Just as BNP Paribas and Société Générale did a few weeks ago, Crédit Agricole has confirmed the layoff rumours that have been rampant for some time now. The bank will lay off 2350 people worldwide with 850 in France alone. The cutback will mostly take place in investment banking. 21 foreign subsidiaries will be closed and 1750 persons will be made redundant.
If the public statement of the Green Bank (we are stopping our trading activities to concentrate ourselves on the retail banking business) has been calibrated to please the public, it masks several other strategic abandonments which will have serious ramifications on the bank’s profitability during the coming years.
The french bank unveils a new corporate and investment banking model centred on serving major clients and the closure of operations in 21 countries
Crédit Agricole which had already announced the suppression of its activities in aeronautic financing, project and shipping financing carried out in US dollars will also eliminate its activities in Equity and Commodity derivatives. “It is a major mistake” according to Etienne Bairr [1], an outgoing senior executive of one the main French banks.
“French banks have lost an economic war currently taking place over the financial landscape. It is not so much the layoffs that are the problem but the suppression of activities in strategic parts of the world and more broadly the scrapping of financing activities in profitable sectors such as aeronautics during the coming years. How will we justify leaving such a profitable sector in the next 10 to 20 years? This is especially true in Asia and the gulf region where this sector’s growth is expected to amount in the tens of billions” adds Etienne Bair.
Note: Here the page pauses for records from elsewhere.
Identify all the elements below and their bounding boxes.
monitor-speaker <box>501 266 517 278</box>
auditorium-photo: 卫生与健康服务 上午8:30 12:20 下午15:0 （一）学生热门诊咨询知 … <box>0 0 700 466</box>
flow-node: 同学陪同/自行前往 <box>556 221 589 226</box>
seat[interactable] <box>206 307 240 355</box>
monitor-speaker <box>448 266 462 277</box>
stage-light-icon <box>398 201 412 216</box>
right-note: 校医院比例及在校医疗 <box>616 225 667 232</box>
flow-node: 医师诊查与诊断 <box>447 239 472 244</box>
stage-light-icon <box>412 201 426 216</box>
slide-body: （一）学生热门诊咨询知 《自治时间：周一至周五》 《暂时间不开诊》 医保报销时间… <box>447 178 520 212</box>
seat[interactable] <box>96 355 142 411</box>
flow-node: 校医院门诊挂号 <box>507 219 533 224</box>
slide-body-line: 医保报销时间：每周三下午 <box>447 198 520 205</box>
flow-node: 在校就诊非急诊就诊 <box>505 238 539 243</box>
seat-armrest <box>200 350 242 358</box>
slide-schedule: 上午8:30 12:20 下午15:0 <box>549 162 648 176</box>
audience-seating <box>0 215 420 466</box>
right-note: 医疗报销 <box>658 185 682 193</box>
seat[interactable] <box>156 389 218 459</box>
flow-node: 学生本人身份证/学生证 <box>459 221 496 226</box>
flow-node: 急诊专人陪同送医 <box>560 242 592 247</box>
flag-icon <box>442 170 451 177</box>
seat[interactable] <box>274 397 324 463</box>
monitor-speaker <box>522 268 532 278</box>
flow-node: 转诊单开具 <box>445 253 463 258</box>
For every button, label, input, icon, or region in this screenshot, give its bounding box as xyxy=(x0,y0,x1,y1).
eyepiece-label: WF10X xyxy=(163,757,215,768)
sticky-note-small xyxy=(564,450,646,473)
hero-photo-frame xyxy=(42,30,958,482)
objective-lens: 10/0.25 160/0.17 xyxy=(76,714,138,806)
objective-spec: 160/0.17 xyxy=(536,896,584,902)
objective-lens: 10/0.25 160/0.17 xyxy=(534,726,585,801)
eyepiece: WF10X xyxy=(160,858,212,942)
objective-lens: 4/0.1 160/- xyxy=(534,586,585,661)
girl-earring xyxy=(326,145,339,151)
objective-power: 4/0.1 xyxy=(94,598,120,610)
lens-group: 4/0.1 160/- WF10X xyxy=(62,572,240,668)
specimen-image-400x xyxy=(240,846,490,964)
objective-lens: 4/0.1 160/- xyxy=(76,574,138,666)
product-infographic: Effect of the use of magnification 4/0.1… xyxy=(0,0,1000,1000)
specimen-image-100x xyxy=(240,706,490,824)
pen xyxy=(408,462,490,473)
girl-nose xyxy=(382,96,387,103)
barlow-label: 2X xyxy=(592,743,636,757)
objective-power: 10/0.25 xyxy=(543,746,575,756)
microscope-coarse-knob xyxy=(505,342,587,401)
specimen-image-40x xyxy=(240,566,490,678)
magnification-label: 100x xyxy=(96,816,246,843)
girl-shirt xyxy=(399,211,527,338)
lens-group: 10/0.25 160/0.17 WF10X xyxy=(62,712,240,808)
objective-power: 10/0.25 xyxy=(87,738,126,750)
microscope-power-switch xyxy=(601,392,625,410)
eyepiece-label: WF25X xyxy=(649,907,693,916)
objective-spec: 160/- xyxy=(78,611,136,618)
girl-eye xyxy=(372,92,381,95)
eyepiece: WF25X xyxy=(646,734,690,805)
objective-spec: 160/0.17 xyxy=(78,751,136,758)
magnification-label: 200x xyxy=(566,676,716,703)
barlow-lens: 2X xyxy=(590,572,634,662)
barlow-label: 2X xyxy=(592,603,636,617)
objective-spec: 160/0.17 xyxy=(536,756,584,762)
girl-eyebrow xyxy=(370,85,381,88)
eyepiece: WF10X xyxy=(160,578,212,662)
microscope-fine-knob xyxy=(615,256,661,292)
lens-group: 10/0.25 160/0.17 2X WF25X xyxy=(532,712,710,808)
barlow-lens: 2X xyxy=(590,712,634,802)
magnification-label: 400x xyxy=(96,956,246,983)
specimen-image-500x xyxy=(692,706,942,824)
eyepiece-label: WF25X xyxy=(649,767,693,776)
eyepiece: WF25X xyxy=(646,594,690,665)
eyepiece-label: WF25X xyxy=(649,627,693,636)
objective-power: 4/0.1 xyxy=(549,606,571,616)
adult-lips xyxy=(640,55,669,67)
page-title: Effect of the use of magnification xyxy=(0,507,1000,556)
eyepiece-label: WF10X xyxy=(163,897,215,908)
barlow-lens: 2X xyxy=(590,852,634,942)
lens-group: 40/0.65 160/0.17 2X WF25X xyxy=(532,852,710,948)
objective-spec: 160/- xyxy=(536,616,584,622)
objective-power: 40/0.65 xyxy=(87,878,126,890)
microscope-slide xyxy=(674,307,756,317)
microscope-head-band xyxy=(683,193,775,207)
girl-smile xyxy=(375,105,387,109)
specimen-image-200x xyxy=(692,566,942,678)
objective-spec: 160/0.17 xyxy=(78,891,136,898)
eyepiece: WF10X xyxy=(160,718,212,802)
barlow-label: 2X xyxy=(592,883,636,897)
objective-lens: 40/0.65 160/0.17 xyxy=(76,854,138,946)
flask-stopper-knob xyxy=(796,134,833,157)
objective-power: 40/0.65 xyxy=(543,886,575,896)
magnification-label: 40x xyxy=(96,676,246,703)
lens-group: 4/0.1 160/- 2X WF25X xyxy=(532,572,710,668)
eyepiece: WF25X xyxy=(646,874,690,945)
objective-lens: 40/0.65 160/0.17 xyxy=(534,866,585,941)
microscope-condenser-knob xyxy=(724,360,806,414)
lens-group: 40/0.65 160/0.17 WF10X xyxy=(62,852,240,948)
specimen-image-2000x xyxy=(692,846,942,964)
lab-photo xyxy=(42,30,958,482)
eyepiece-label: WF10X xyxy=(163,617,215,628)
Several Asian, American and even European banks have voiced their delight at this massive withdrawal of French banks. It is especially the case of Standard Chartered Bank. The latter, which has a long term presence in Asia and the Middle East where it achieves almost 80% of its profits, sees the opportunity to grab part of the business left by its outgoing competitors. “As a result of the stricter regulation and the escalating sovereign debt crisis in the Eurozone, we are expecting a massive deleveraging from European banks” has recently confided Richard Meddings, Standard Chartered’s financial director, to Reuters. He is expecting to grab market shares in cash management, project financing and import / export financing. He is also planning to increase the sale of high value added goods. This would not only be targeted to the bank’s first 100 clients but the next 500 as well.
Etienne Bair shares this view. “Some corporate companies are already complaining of the absence of French banks during financing operations. This will penalize the banks’ underlying activities (advisory, the sale of hedging products through derivatives) which have strong profit margins. Most clients, when they obtain financing, carry out their hedging operations on fixed income, foreign exchange and commodities with the banks that have participated in the financing process. The French banks therefore run the risk of seeing a sharp drop in profits caused by the scrapping of these activities. The banks that resist will then be able to increase their margins.
If the activities of the French banks in the United States and Asia were indeed profitable, they were very capital consuming. French banks were also finding it more and more difficult to access financing in US dollars since they were being gunned down by American monetary funds. The latter have been the first to take hostile action by withdrawing almost 100 billion dollars from European banks (mainly French ones) between the end of May and the beginning of August thus increasing the pressure on them.
“Instead of helping to improve dollar liquidity in the overall financial system, the Fed became worried about the possible leaking of funds from the US towards Europe through the subsidiaries of some European banks. It woke up too late by decreasing its currency swap rates with other central banks and the damage was already done” analyses Etienne Bair.
Must we see some kind of conspiracy in all this as suggested by Laurence Parisot, the chief of the MEDEF? “A conspiracy? I don’t know but we live are in an extremely competitive world and the French banks have been naïve. They should have cooperated among themselves and refused the application of these new iniquitous rules that are totally counterproductive and absurd. American banks have never complied to the Basel II agreements, it’s a political choice! French and European banks should do likewise with Basel III” answers Etienne Bair.